Petani Tembakau di Jawa Barat Khawatir dengan Ancaman Penyeragaman Kemasan Rokok
Petani Tembakau Merasa Terancam
Petani tembakau di Jawa Barat mulai merasa khawatir dengan rencana penyeragaman kemasan rokok yang dinilai dapat membahayakan prospek usaha mereka. Hal ini disebutkan dalam Rancangan Peraturan Menteri Kesehatan (RPMK) terkait Pencantuman Peringatan Kesehatan dan Informasi pada Produk Tembakau dan Rokok Elektronik.
Keprihatinan Petani
Salah satu petani tembakau, Enjan dari Tasikmalaya, menyatakan keprihatinannya terhadap wacana penyeragaman kemasan rokok yang dikhawatirkan dapat menghambat pertumbuhan industri tembakau di wilayah Tasikmalaya.
Penolakan dari Petani
Enjan yang juga tergabung dalam Asosiasi Petani Tembakau Indonesia (APTI) DPC Tasikmalaya menegaskan bahwa petani membutuhkan pemberdayaan dan perlindungan, bukan tambahan aturan yang membebani.
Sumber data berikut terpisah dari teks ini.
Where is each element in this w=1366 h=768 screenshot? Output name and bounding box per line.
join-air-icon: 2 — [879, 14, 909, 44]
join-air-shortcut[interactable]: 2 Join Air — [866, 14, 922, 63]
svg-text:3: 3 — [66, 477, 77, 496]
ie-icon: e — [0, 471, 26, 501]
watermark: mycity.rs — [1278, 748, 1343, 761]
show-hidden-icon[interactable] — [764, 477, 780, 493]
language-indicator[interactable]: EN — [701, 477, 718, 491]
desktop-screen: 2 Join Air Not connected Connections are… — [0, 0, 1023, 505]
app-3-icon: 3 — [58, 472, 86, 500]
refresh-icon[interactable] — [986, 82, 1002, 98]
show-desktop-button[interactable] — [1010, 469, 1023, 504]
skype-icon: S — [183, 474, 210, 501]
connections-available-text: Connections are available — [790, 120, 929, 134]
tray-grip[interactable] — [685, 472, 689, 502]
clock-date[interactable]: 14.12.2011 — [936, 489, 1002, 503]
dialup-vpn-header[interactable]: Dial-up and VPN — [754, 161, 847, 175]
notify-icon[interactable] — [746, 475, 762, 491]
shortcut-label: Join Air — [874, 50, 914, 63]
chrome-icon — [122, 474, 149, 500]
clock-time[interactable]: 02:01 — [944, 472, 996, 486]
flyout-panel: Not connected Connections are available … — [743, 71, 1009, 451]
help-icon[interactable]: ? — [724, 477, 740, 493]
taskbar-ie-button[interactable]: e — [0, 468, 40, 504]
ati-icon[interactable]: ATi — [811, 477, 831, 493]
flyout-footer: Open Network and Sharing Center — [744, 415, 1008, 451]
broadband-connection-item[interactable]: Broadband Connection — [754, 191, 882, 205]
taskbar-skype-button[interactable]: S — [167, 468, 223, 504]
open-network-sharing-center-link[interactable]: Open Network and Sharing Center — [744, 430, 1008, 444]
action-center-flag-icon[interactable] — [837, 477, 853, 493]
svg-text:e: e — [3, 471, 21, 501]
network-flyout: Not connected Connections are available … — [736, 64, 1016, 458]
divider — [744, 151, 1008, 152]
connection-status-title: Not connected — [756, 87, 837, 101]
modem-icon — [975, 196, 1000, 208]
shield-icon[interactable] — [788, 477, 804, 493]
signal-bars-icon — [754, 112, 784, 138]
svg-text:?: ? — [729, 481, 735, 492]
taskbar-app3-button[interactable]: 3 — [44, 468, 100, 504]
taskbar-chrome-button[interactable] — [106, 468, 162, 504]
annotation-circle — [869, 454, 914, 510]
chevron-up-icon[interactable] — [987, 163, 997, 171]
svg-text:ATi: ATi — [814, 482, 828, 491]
Ia juga memperhatikan potensi peningkatan rokok ilegal yang akan merajalela seiring dengan penyeragaman kemasan yang diajukan. Enjan mengkhawatirkan kemudahan produsen rokok ilegal dalam meniru produk legal jika kemasannya seragam, yang pada akhirnya akan merugikan petani secara tidak langsung.
Pendapat dari Pihak Berwenang
Ketua Tim Kerja Bidang Kelembagaan Hubungan Industrial, Kemenaker RI, Meynar Kusumo, menyatakan keberadaan industri hasil tembakau (IHT) sangat penting dalam menyerap tenaga kerja dan mendukung pertumbuhan ekonomi. Ia menekankan perluasan strategi ekonomi yang melibatkan berbagai pihak terkait.
Meynar menunjukkan bahwa IHT memberikan kontribusi signifikan terhadap penerimaan negara melalui CHT, sehingga menjadikan penting bagi pemerintah dan pihak terkait untuk menjaga stabilitas dan pertumbuhan industri tembakau.